North Korea Employs Social Engineering Tactics to Target Crypto and DeFi Firms, Warns FBI

North Korea Employs Social Engineering Tactics to Target Crypto and DeFi Firms, Warns FBI

North Korea is using advanced social engineering tactics to breach the security of cryptocurrency and decentralized finance (DeFi) companies. This information comes straight from the U.S. Federal Bureau of Investigation (FBI).

According to a recent FBI announcement, North Korean cybercriminals are specifically targeting employees at firms linked to crypto exchange-traded funds (ETFs).

Before making contact, these actors do their homework. They check social media profiles, especially on professional networking sites. By gathering personal details about their targets—like backgrounds, skills, and job interests—they craft tailored scenarios that appeal directly to the individual.

Often, these scenarios involve enticing job offers or promises of investment opportunities. The cybercriminals speak fluent English and show a solid understanding of cryptocurrency. They even reference obscure personal details to seem more legitimate.
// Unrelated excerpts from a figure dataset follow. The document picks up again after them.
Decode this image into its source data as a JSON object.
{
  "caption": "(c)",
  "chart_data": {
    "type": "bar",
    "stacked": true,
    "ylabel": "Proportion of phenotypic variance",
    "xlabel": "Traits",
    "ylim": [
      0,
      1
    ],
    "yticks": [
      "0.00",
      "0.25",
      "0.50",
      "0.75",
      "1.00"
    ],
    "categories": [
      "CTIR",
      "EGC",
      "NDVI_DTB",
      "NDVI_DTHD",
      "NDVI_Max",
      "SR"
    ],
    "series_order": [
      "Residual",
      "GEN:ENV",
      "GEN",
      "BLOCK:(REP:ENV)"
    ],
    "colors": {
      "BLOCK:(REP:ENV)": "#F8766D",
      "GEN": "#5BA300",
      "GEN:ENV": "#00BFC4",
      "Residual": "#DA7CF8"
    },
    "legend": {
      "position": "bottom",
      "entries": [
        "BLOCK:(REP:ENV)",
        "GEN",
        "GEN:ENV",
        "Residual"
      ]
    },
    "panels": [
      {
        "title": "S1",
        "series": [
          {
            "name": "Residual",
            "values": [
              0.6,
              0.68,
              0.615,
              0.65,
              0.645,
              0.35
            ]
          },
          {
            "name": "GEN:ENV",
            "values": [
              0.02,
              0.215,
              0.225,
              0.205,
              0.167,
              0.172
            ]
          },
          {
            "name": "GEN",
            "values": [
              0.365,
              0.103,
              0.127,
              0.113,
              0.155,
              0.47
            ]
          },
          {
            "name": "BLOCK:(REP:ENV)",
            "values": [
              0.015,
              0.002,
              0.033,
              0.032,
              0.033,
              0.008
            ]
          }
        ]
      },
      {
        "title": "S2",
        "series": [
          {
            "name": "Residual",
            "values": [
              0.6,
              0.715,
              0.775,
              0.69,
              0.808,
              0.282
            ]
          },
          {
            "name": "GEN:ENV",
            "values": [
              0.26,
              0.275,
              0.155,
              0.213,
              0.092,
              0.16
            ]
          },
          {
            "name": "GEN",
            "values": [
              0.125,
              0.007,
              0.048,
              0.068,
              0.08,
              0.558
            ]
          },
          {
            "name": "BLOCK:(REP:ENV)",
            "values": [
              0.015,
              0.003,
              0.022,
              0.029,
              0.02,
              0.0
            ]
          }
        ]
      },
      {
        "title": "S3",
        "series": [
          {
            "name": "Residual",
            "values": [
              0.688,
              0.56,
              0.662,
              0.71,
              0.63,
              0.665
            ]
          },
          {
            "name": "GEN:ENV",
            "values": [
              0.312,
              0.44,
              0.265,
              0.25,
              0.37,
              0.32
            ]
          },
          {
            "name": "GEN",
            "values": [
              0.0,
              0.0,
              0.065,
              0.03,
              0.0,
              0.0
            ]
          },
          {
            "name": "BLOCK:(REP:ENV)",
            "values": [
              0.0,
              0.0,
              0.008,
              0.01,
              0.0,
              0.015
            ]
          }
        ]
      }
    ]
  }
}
The goal? To build a rapport with their targets. They engage in extended conversations, making it easier to deliver malware in a way that feels natural.

The FBI has identified several red flags that employees should watch out for:

  • Requests to run code or download applications on company devices.
  • Requests for a “pre-employment test” that involves unfamiliar coding packages or scripts.
  • Unexpected job offers from well-known firms with unrealistically high pay.
  • Unsolicited investment offers that haven’t been discussed before.
  • Pressure to use unusual software for basic tasks.
  • Requests to run scripts for video calls that are supposedly blocked.
  • Suggestions to move conversations to other messaging platforms.
  • Unexpected messages with strange links or attachments.

The FBI advises employees to verify the identities of their contacts through different channels. It’s also best to avoid taking pre-employment tests on work laptops.

Additionally, firms should keep information about crypto wallets offline. They should implement multi-factor authentication for financial transactions. Limiting access to sensitive documentation is crucial. Companies should also funnel communications through secure platforms that require in-person verification and disable email attachments by default.

By staying vigilant and following these guidelines, employees can help protect themselves and their companies from potential threats.